La presencia de Bolívar alborota en él unas fuerzas que a ella no pasan de sumergirla en un suspiro de solemnidad. Cómo no evocar los relatos de ciertos conspirados que aseguraban haber presenciado, no una sino muchas veces, la escena en que el líder de los golpistas dejaba una silla vacía para que en el momento oportuno viniera a ocuparla el fantasma que aquí vemos aferrado a la montura como en una asociación de sangre y temperamento. La silla vacía, el guerrero erecto, la capa ondeando al viento, la gorra sostenida con abandono como si se tributara al espectador el sudor y las ideas segregadas por la exquisita cabeza.

Aun cuando las figuras humanas ocupan menos de la mitad de la superficie reservada al héroe, este no se nos presenta desagradable.

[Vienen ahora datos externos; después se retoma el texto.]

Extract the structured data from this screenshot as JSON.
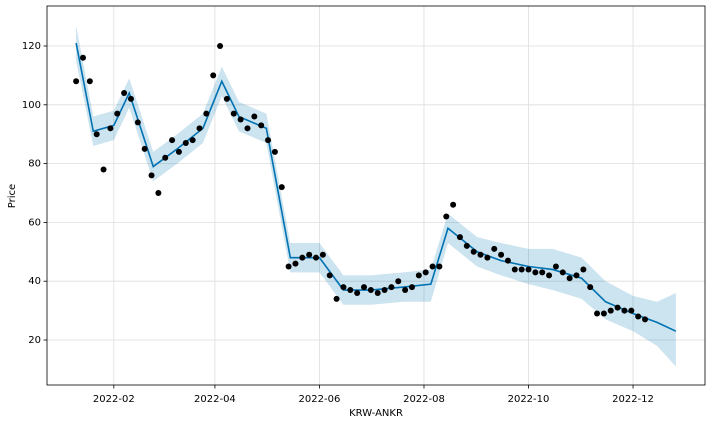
{
  "chart_data": {
    "type": "line",
    "x_label": "KRW-ANKR",
    "y_label": "Price",
    "xlim": [
      "2021-12-24",
      "2023-01-12"
    ],
    "xticks": [
      {
        "value": "2022-02-01",
        "label": "2022-02"
      },
      {
        "value": "2022-04-01",
        "label": "2022-04"
      },
      {
        "value": "2022-06-01",
        "label": "2022-06"
      },
      {
        "value": "2022-08-01",
        "label": "2022-08"
      },
      {
        "value": "2022-10-01",
        "label": "2022-10"
      },
      {
        "value": "2022-12-01",
        "label": "2022-12"
      }
    ],
    "ylim": [
      4.7,
      133.6
    ],
    "yticks": [
      20,
      40,
      60,
      80,
      100,
      120
    ],
    "grid": true,
    "series": [
      {
        "type": "band",
        "color": "#0072B2",
        "x": [
          "2022-01-10",
          "2022-01-20",
          "2022-02-01",
          "2022-02-10",
          "2022-02-24",
          "2022-03-10",
          "2022-03-25",
          "2022-04-05",
          "2022-04-15",
          "2022-05-01",
          "2022-05-15",
          "2022-06-01",
          "2022-06-15",
          "2022-07-01",
          "2022-07-20",
          "2022-08-05",
          "2022-08-15",
          "2022-09-01",
          "2022-09-15",
          "2022-10-01",
          "2022-10-15",
          "2022-11-01",
          "2022-11-15",
          "2022-12-01",
          "2022-12-15",
          "2022-12-26"
        ],
        "lower": [
          115,
          86,
          88,
          99,
          74,
          80,
          87,
          103,
          91,
          87,
          43,
          43,
          32,
          32,
          33,
          33,
          53,
          45,
          42,
          39,
          37,
          34,
          27,
          23,
          18,
          11
        ],
        "upper": [
          127,
          96,
          98,
          109,
          84,
          90,
          97,
          113,
          101,
          97,
          53,
          53,
          42,
          42,
          43,
          44,
          63,
          55,
          53,
          51,
          51,
          48,
          40,
          35,
          33,
          36
        ]
      },
      {
        "type": "line",
        "color": "#0072B2",
        "x": [
          "2022-01-10",
          "2022-01-20",
          "2022-02-01",
          "2022-02-10",
          "2022-02-24",
          "2022-03-10",
          "2022-03-25",
          "2022-04-05",
          "2022-04-15",
          "2022-05-01",
          "2022-05-15",
          "2022-06-01",
          "2022-06-15",
          "2022-07-01",
          "2022-07-20",
          "2022-08-05",
          "2022-08-15",
          "2022-09-01",
          "2022-09-15",
          "2022-10-01",
          "2022-10-15",
          "2022-11-01",
          "2022-11-15",
          "2022-12-01",
          "2022-12-15",
          "2022-12-26"
        ],
        "values": [
          121,
          91,
          93,
          104,
          79,
          85,
          92,
          108,
          96,
          92,
          48,
          48,
          37,
          37,
          38,
          39,
          58,
          50,
          47,
          45,
          44,
          41,
          33,
          29,
          26,
          23
        ]
      },
      {
        "type": "scatter",
        "color": "#000000",
        "x": [
          "2022-01-10",
          "2022-01-14",
          "2022-01-18",
          "2022-01-22",
          "2022-01-26",
          "2022-01-30",
          "2022-02-03",
          "2022-02-07",
          "2022-02-11",
          "2022-02-15",
          "2022-02-19",
          "2022-02-23",
          "2022-02-27",
          "2022-03-03",
          "2022-03-07",
          "2022-03-11",
          "2022-03-15",
          "2022-03-19",
          "2022-03-23",
          "2022-03-27",
          "2022-03-31",
          "2022-04-04",
          "2022-04-08",
          "2022-04-12",
          "2022-04-16",
          "2022-04-20",
          "2022-04-24",
          "2022-04-28",
          "2022-05-02",
          "2022-05-06",
          "2022-05-10",
          "2022-05-14",
          "2022-05-18",
          "2022-05-22",
          "2022-05-26",
          "2022-05-30",
          "2022-06-03",
          "2022-06-07",
          "2022-06-11",
          "2022-06-15",
          "2022-06-19",
          "2022-06-23",
          "2022-06-27",
          "2022-07-01",
          "2022-07-05",
          "2022-07-09",
          "2022-07-13",
          "2022-07-17",
          "2022-07-21",
          "2022-07-25",
          "2022-07-29",
          "2022-08-02",
          "2022-08-06",
          "2022-08-10",
          "2022-08-14",
          "2022-08-18",
          "2022-08-22",
          "2022-08-26",
          "2022-08-30",
          "2022-09-03",
          "2022-09-07",
          "2022-09-11",
          "2022-09-15",
          "2022-09-19",
          "2022-09-23",
          "2022-09-27",
          "2022-10-01",
          "2022-10-05",
          "2022-10-09",
          "2022-10-13",
          "2022-10-17",
          "2022-10-21",
          "2022-10-25",
          "2022-10-29",
          "2022-11-02",
          "2022-11-06",
          "2022-11-10",
          "2022-11-14",
          "2022-11-18",
          "2022-11-22",
          "2022-11-26",
          "2022-11-30",
          "2022-12-04",
          "2022-12-08"
        ],
        "values": [
          108,
          116,
          108,
          90,
          78,
          92,
          97,
          104,
          102,
          94,
          85,
          76,
          70,
          82,
          88,
          84,
          87,
          88,
          92,
          97,
          110,
          120,
          102,
          97,
          95,
          92,
          96,
          93,
          88,
          84,
          72,
          45,
          46,
          48,
          49,
          48,
          49,
          42,
          34,
          38,
          37,
          36,
          38,
          37,
          36,
          37,
          38,
          40,
          37,
          38,
          42,
          43,
          45,
          45,
          62,
          66,
          55,
          52,
          50,
          49,
          48,
          51,
          49,
          47,
          44,
          44,
          44,
          43,
          43,
          42,
          45,
          43,
          41,
          42,
          44,
          38,
          29,
          29,
          30,
          31,
          30,
          30,
          28,
          27
        ]
      }
    ]
  }
}
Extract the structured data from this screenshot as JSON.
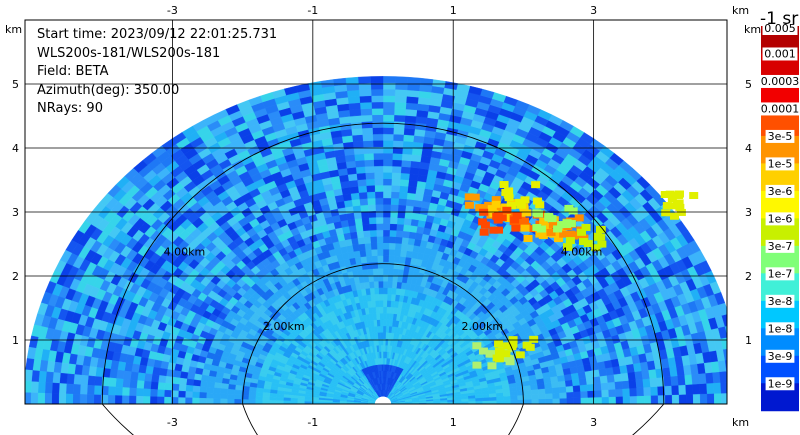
{
  "info": {
    "start_time": "Start time: 2023/09/12 22:01:25.731",
    "instrument": "WLS200s-181/WLS200s-181",
    "field": "Field: BETA",
    "azimuth": "Azimuth(deg): 350.00",
    "nrays": "NRays: 90"
  },
  "axes": {
    "x_ticks": [
      "-3",
      "-1",
      "1",
      "3"
    ],
    "x_tick_values": [
      -3,
      -1,
      1,
      3
    ],
    "y_ticks": [
      "1",
      "2",
      "3",
      "4",
      "5"
    ],
    "y_tick_values": [
      1,
      2,
      3,
      4,
      5
    ],
    "unit": "km",
    "x_range": [
      -5.1,
      4.9
    ],
    "y_range": [
      0,
      6
    ]
  },
  "range_rings": [
    {
      "radius_km": 2,
      "label": "2.00km"
    },
    {
      "radius_km": 4,
      "label": "4.00km"
    }
  ],
  "colorbar": {
    "title": "-1 sr",
    "labels": [
      "0.005",
      "0.001",
      "0.0003",
      "0.0001",
      "3e-5",
      "1e-5",
      "3e-6",
      "1e-6",
      "3e-7",
      "1e-7",
      "3e-8",
      "1e-8",
      "3e-9",
      "1e-9"
    ],
    "colors": [
      "#b40000",
      "#d80000",
      "#f20000",
      "#ff5000",
      "#ff9400",
      "#ffd000",
      "#fff800",
      "#c8f000",
      "#80ff78",
      "#40f0d8",
      "#00c8ff",
      "#008cff",
      "#0050ff",
      "#0018d0"
    ]
  }
}
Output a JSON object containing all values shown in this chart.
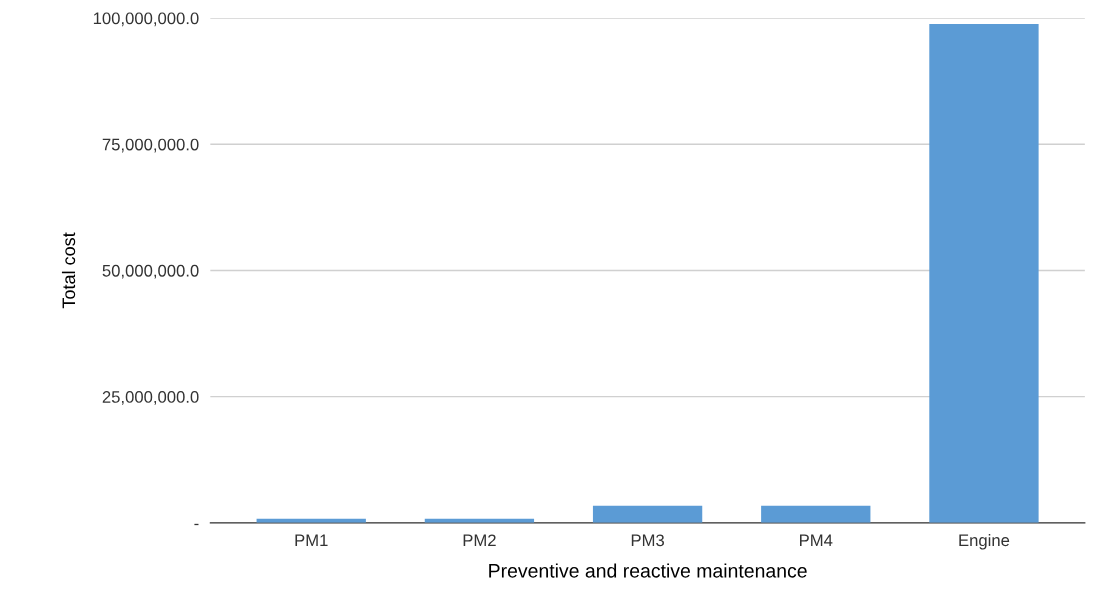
{
  "chart_data": {
    "type": "bar",
    "xlabel": "Preventive and reactive maintenance",
    "ylabel": "Total cost",
    "categories": [
      "PM1",
      "PM2",
      "PM3",
      "PM4",
      "Engine"
    ],
    "values": [
      800000,
      800000,
      3400000,
      3400000,
      98800000
    ],
    "color": "#5b9bd5",
    "ylim": [
      0,
      100000000
    ],
    "yticks": [
      {
        "value": 0,
        "label": "-"
      },
      {
        "value": 25000000,
        "label": "25,000,000.0"
      },
      {
        "value": 50000000,
        "label": "50,000,000.0"
      },
      {
        "value": 75000000,
        "label": "75,000,000.0"
      },
      {
        "value": 100000000,
        "label": "100,000,000.0"
      }
    ],
    "grid": "y"
  }
}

Es un Bolívar de museo, no de cuartel. De cuaderno, no de aviso oficial. Dice Pino Iturrieta: «En la medida en que la religión nacional nubla el entendimiento e invita a la subestimación de lo que cada generación ha hecho en su época, frena o demora la afirmación de una fuerza capaz de fundar la sociabilidad republicana que tanto se echa en falta. Cuando hace que cada presente se encandile por las glorias del pasado heroico y por los portentos de un artífice irrebatible, contribuye a la persistencia de la masa parasitaria. Una fe susceptible de decretar la incapacidad de los herederos del superhombre, o de presentarlos como sujetos inmaduros que dependen del Padre ubicuo y omnisciente le quita combustible al motor que cada uno debe poner en marcha para salir de su atolladero. Cambia el combustible por una inútil agua bendita».

Tiene razón el maestro Pino. Pero los venezolanos que muestran estas fotos no están paralizados por el Júpiter tonante. Para ella, no logró el de Caracas hazaña mayor que estar ahí, ese día, en ese Palacio, con ese peinado, envuelta en esa seda rumorosa y ajardinada (solo Dios sabe de cuántos sacrificios está empedrada la senda que la condujo a ella ahí). Y, para él, bueno, el ecuestre es pana, les paró las patas a unos cuantos y cada vez que atraviesa este salón siente que lo mira. A él.